Reykjavik (AFP) – Team jerseys are almost sold out, there is barely a seat left on a plane to Paris and the country’s one fan zone has tripled in size — Iceland is feverishly preparing for its surprise Euro 2016 quarter-final against France on Sunday.

One sentence has been on everyone’s lips in Reykjavik in recent days — “Once in a lifetime”.

Iceland, with a population of 330,000, celebrated just qualifying for a European Championships for the first time, but very few people here thought the team would knock out England and reach the last eight of the tournament.

And they are enjoying every second of it.

In the Joi Utherji sports shop in the capital, the owner Valdimar Magnusson was anxiously waiting for a delivery of team shirts after almost all his stock was snapped up in Euro fever — and he was worried they will not arrive until after Sunday’s match.

“A shipment expected today somehow didn’t come. It’s stuck somewhere in Germany, I think. So no more shirts until Monday,” he told AFP.

“We have already sold a few thousand shirts. And lots of hats, and scarves, and everything related to the national team.”

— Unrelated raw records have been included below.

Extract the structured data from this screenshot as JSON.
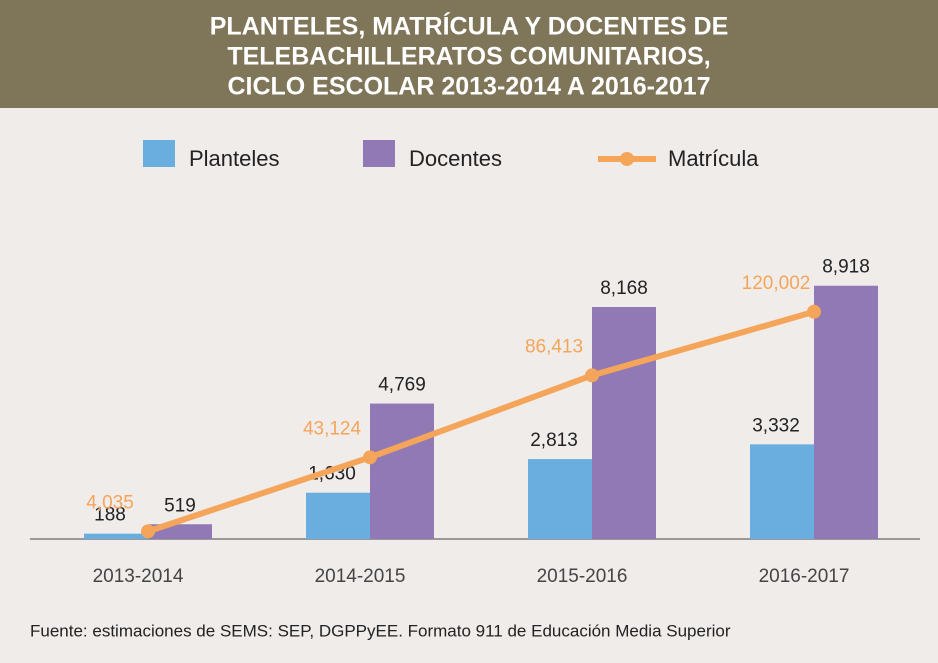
{
  "chart_data": {
    "type": "bar",
    "title": [
      "PLANTELES, MATRÍCULA Y DOCENTES DE",
      "TELEBACHILLERATOS COMUNITARIOS,",
      "CICLO ESCOLAR 2013-2014 A 2016-2017"
    ],
    "categories": [
      "2013-2014",
      "2014-2015",
      "2015-2016",
      "2016-2017"
    ],
    "series": [
      {
        "name": "Planteles",
        "color": "#6aaee0",
        "values": [
          188,
          1630,
          2813,
          3332
        ],
        "value_labels": [
          "188",
          "1,630",
          "2,813",
          "3,332"
        ]
      },
      {
        "name": "Docentes",
        "color": "#9079b5",
        "values": [
          519,
          4769,
          8168,
          8918
        ],
        "value_labels": [
          "519",
          "4,769",
          "8,168",
          "8,918"
        ]
      },
      {
        "name": "Matrícula",
        "color": "#f5a55a",
        "type": "line",
        "axis": "y2",
        "values": [
          4035,
          43124,
          86413,
          120002
        ],
        "value_labels": [
          "4,035",
          "43,124",
          "86,413",
          "120,002"
        ]
      }
    ],
    "ylim": [
      0,
      10000
    ],
    "y2lim": [
      0,
      150000
    ],
    "source": "Fuente: estimaciones de SEMS: SEP, DGPPyEE. Formato 911 de Educación Media Superior"
  }
}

Italian brand Errea, which makes the shirts, said it was doing its best — but its exports chief Fabrizio Taddei admitted he could never have imagined demand would be so great when the tournament kicked off.

“We’re talking thousands and thousands of shirts that have been sold. And we’re working night and day to supply Iceland,” Taddei told AFP. 

A new Viking invasion of Europe was taking place on Saturday — but this time by plane rather than sea.

However, finding a flight to France from the North Atlantic island in time for Sunday’s game was proving complicated.

Many fans were landing in other countries and will continue their journeys by train or car.

Ludvik Kristinnsson was making the journey with three friends by travelling to Brussels and then on to France. Sadly he will not have an Iceland jersey to wear.

“It happens. That’s it and I’m trying to just call my friends to see if they have some extra,” he said.

On Saturday, Rutur Snorrason was at Reykjavik’s international airport Keflavik waiting for his flight — and he had managed to borrow a shirt.

“It’s going to be the toughest game ever for the Icelandic team. But we have shown we can do anything.

“I had to borrow my shirt, because everything was sold out,” he said.

– ‘Why sit with the VIPs?’ –

President Gudni Johannesson, a 48-year-old history professor who was elected on June 25 in the midst of Iceland’s giant-killing run, also intends to be at the Stade de France.

He told CNN he would be eschewing the offer of a seat with the VIPs.

“I will be in the stands with the fans and I will wear my Iceland shirt,” he told CNN. “Why would I go in the VIP room and sip champagne when I can do that anywhere in the world?”

Gunnar Lar Gunnarsson, who works for the company which supplies the giant screen for the Reykjavik fan zone, said the area would be extended again for Sunday’s match to allow up to 30,000 people, or one tenth of the population, to watch.

“I hope for 30,000 people! But I would think we will have somewhere between 20,000 and 30,000,” he said.

When expectations were low and the group matches were taking place, a small area was created with space for several thousand people.

As the team qualified from its group, it was not just the coaches and the players that had to think bigger — so did the fan zone’s organisers.

For the quarter-final with England — a 2-1 victory that will go down in giantkilling history regardless of what happens on Sunday  — an area for 10,000 people was built in Arnarholl Park.

It has the added advantage of being on a slope and having a view of the sea.

“I’ve met people that had never watched football. They don’t like football, but everyone is a football fan in Iceland today,” Gunnarsson said.